FTX had some big names backing it up too! People like Tom Brady and his wife, Gisele Bündchen, were part of the team, focusing on helping with environmental and social projects. Other famous faces, like NBA star Stephen Curry and tennis champ Naomi Osaka, were also on board. They even splurged on a Super Bowl ad featuring Larry David, where he played a character who missed out on big inventions like the wheel and electricity, and, you guessed it, crypto. 

But now, some of these celebrities are caught up in a lawsuit against FTX.

What is FTT?

Cryptocurrency websites make their own special coins to get more users interested. When lots of people want these coins, they become more valuable. So, the websites sometimes give out extra stuff to people who have these coins. 

Similarly, it made their own special coin called FTT in May 2019. If you had FTT, FTX gave you bonuses like discounts and special digital rewards called NFTs.

Why did FTX collapse?

In the world of cryptocurrency, FTX caused quite a stir, and it all came down because of FTT. Think of FTT like a special pass to join the FTX club. People thought it was cool because it meant they could share in FTX’s success. But then, some secret papers got out, showing that Alameda was using FTT in risky ways, almost like playing with pretend money.

This news freaked everyone out, especially big shots like Binance, who said they were getting rid of their FTT. That made everyone else panic and rush to take their money out of FTX.

Before all this, people used FTT for simple transactions like paying fees. Even the boss of Binance sold his FTX shares back because of the mess.

Then, CoinDesk spilled the beans about Alameda having a ton of FTT. That’s when things really went haywire. FTX couldn’t handle the sudden rush of people wanting their money back, and it turned out they didn’t have enough cash to cover it all.

But the problem wasn’t just about money now and then. FTX and Alameda had a big mix-up with handling people’s cash. It turned out a lot of money got lost along the way, and FTX didn’t even realize it until it was too late.

In the end, FTX fell apart because they were a hot mess. People couldn’t trust them to handle money right. It’s a lesson for all of us to be careful in the wild world of cryptocurrency. Without rules and unwatchful eyes, things can go south real quick.

Events of FTX Collapsed

November 2: CoinDesk disclosed to everyone that Alameda Research had a lot of FTX’s special token, FTT, in its bank account.

November 6: Another big exchange called Binance sold all its FTT tokens. This made lots of people want to take their money out of FTX.

November 7: FTX said it was running out of money and asked rich investors and Binance for help.
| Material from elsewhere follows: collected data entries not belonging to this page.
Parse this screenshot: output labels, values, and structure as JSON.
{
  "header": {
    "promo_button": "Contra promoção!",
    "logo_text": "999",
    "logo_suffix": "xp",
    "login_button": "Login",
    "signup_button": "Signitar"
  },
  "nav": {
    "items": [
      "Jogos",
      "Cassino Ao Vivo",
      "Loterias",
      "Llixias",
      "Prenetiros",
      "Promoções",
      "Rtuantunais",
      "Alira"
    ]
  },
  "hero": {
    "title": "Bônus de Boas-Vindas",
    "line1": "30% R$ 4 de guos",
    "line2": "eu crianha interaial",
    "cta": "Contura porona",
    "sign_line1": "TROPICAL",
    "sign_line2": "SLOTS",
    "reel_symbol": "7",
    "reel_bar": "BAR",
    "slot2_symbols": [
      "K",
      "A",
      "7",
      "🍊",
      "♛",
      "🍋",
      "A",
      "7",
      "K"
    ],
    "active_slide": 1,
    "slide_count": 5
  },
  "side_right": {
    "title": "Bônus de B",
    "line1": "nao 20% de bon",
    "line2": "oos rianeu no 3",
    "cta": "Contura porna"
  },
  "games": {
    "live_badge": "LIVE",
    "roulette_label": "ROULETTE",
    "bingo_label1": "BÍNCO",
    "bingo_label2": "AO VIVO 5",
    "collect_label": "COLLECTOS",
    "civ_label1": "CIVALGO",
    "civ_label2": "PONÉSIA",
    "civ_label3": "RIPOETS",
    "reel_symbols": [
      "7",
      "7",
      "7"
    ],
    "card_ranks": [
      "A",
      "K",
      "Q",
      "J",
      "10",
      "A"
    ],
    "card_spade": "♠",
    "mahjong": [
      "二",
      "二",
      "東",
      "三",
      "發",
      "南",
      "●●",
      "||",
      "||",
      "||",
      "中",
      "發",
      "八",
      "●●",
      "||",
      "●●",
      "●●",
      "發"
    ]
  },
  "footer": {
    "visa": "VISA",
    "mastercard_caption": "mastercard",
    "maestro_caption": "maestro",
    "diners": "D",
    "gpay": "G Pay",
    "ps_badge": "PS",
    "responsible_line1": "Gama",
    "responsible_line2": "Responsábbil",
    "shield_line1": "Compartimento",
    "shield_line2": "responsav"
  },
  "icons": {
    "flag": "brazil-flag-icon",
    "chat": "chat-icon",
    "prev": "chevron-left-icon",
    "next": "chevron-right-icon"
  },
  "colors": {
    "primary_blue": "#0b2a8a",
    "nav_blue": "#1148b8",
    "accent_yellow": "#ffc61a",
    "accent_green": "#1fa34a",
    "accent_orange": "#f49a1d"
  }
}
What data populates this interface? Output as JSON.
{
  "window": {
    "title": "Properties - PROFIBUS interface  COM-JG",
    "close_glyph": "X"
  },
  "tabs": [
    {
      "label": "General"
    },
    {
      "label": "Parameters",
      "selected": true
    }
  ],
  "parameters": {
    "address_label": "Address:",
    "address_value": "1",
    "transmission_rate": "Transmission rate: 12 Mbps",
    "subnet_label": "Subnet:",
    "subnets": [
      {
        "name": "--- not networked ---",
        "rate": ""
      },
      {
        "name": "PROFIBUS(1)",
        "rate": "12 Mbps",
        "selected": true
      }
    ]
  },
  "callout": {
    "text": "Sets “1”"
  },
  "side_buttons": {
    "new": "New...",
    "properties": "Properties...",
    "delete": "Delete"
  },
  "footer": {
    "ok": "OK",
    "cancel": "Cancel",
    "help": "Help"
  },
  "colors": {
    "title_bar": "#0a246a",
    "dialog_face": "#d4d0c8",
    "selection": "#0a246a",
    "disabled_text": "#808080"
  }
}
November 8: Binance said they’d buy FTX’s business outside the U.S.

November 9: But then Binance changed its mind after checking things out, and more people took their money out of FTX.

November 10: The government of the Bahamas stopped FTX’s local company from using its money. FTX said it didn’t have enough money outside the U.S., and Alameda Research said it was going to close.

November 11: The founder of FTX, Sam Bankman-Fried, quit, and someone picked by the court took over. FTX asked for protection from bankruptcy.

November 12: FTX said it might have been hacked and lost a bunch of money.

November 18: The Bahamas took control of FTX’s stuff there.

December 12: Bahamian police arrested Sam Bankman-Fried.

December 13: The U.S. government said they were charging Sam Bankman-Fried with breaking the law.

December 21: They sent Sam Bankman-Fried to the U.S. to face the charges.

December 22: Sam Bankman-Fried had to go to court in New York City, and they let him stay at his parents’ house as long as he paid $250 million.

Conclusion 

FTX shows how not to run a firm, especially in a nascent market like bitcoin. Its owners mismanaged company and took investor money for personal use and questionable business decisions.

The collapse of FTX and the big impact it had show how important it is to keep an eye on the cryptocurrency world. It’s become a big topic for looking at how businesses follow the rules and deal with money in the digital age.